The Laz people in Germany (German: Lasen in Deutschland, Laz: ლაზეფე ჯერმანჲაშე Lazepe Cermanyaşe) refers to an indigenous Kartvelian-speaking ethnic group inhabiting the Black Sea coastal regions of Turkey and Georgia. There are about 1,000 Laz in Germany.

History 
The earliest recorded Laz immigrants had come to Germany from Republic of Turkey in the 1970s, as a result of a labour recruitment agreement signed between West Germany and Republic of Turkey. Lazs in Germany are mostly Turkish nationals or naturalized citizens, however within the last decade more and more intellectual Laz people realized that the disappearance of their language would lead to the disappearance of their identity and tried to preserve their inherited culture through political empowerment, linguistic education, and music and poetry.

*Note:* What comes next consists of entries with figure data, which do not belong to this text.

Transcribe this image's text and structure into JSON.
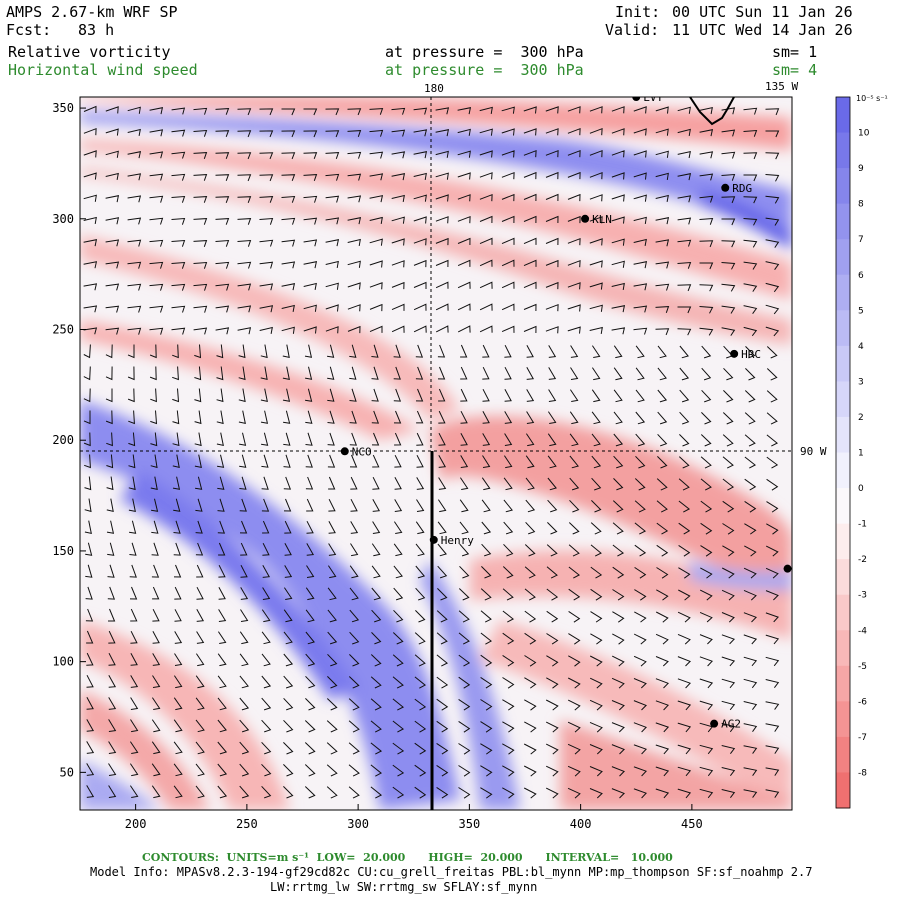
{
  "header": {
    "model_title": "AMPS 2.67-km WRF SP",
    "forecast_label": "Fcst:",
    "forecast_hours": "83 h",
    "init_label": "Init:",
    "init_value": "00 UTC Sun 11 Jan 26",
    "valid_label": "Valid:",
    "valid_value": "11 UTC Wed 14 Jan 26",
    "field1_name": "Relative vorticity",
    "field1_level": "at pressure =  300 hPa",
    "field1_sm": "sm= 1",
    "field2_name": "Horizontal wind speed",
    "field2_level": "at pressure =  300 hPa",
    "field2_sm": "sm= 4"
  },
  "map": {
    "x_ticks": [
      200,
      250,
      300,
      350,
      400,
      450
    ],
    "y_ticks": [
      50,
      100,
      150,
      200,
      250,
      300,
      350
    ],
    "x_range": [
      175,
      495
    ],
    "y_range": [
      33,
      355
    ],
    "meridian_label_top": "180",
    "meridian_label_top_right": "135 W",
    "meridian_label_right": "90 W",
    "stations": [
      {
        "name": "LVT",
        "x": 425,
        "y": 355
      },
      {
        "name": "RDG",
        "x": 465,
        "y": 314
      },
      {
        "name": "KLN",
        "x": 402,
        "y": 300
      },
      {
        "name": "HRC",
        "x": 469,
        "y": 239
      },
      {
        "name": "NCO",
        "x": 294,
        "y": 195
      },
      {
        "name": "Henry",
        "x": 334,
        "y": 155
      },
      {
        "name": "",
        "x": 493,
        "y": 142
      },
      {
        "name": "AG2",
        "x": 460,
        "y": 72
      }
    ],
    "colors": {
      "negative": "#f07070",
      "positive": "#6a6ae8",
      "station": "#000000"
    }
  },
  "colorbar": {
    "unit_label": "10⁻⁵ s⁻¹",
    "levels": [
      10,
      9,
      8,
      7,
      6,
      5,
      4,
      3,
      2,
      1,
      0,
      -1,
      -2,
      -3,
      -4,
      -5,
      -6,
      -7,
      -8
    ]
  },
  "footer": {
    "contours_line": "CONTOURS:  UNITS=m s⁻¹  LOW=  20.000      HIGH=  20.000      INTERVAL=   10.000",
    "model_info_line1": "Model Info: MPASv8.2.3-194-gf29cd82c CU:cu_grell_freitas PBL:bl_mynn MP:mp_thompson SF:sf_noahmp 2.7",
    "model_info_line2": "LW:rrtmg_lw SW:rrtmg_sw SFLAY:sf_mynn"
  }
}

Lazs in Germany could be said to have pioneered the Laz language movement. The Lazuri Alboni (Laz Alphabet) based on the Latin alphabet was developed by Fahri Lazoğlu and Wolfgang Feurstein in Germany in 1984. Lazebura, which is the name of a magazine and now a website, published this alphabet for Laz people who live in Germany. Currently, the written language has two alphabets: the Mkhedruli (Georgian) alphabet for Laz community who inhabit in Georgia, and the Latin alphabet for Laz community who inhabit Turkey.

Laz culture movement the "Lazebura Foundation" was founded in Germany in 1997, which has petitioned the Turkish government to provide education of the Laz language in schools in northwestern Turkey, and to set up a language institute.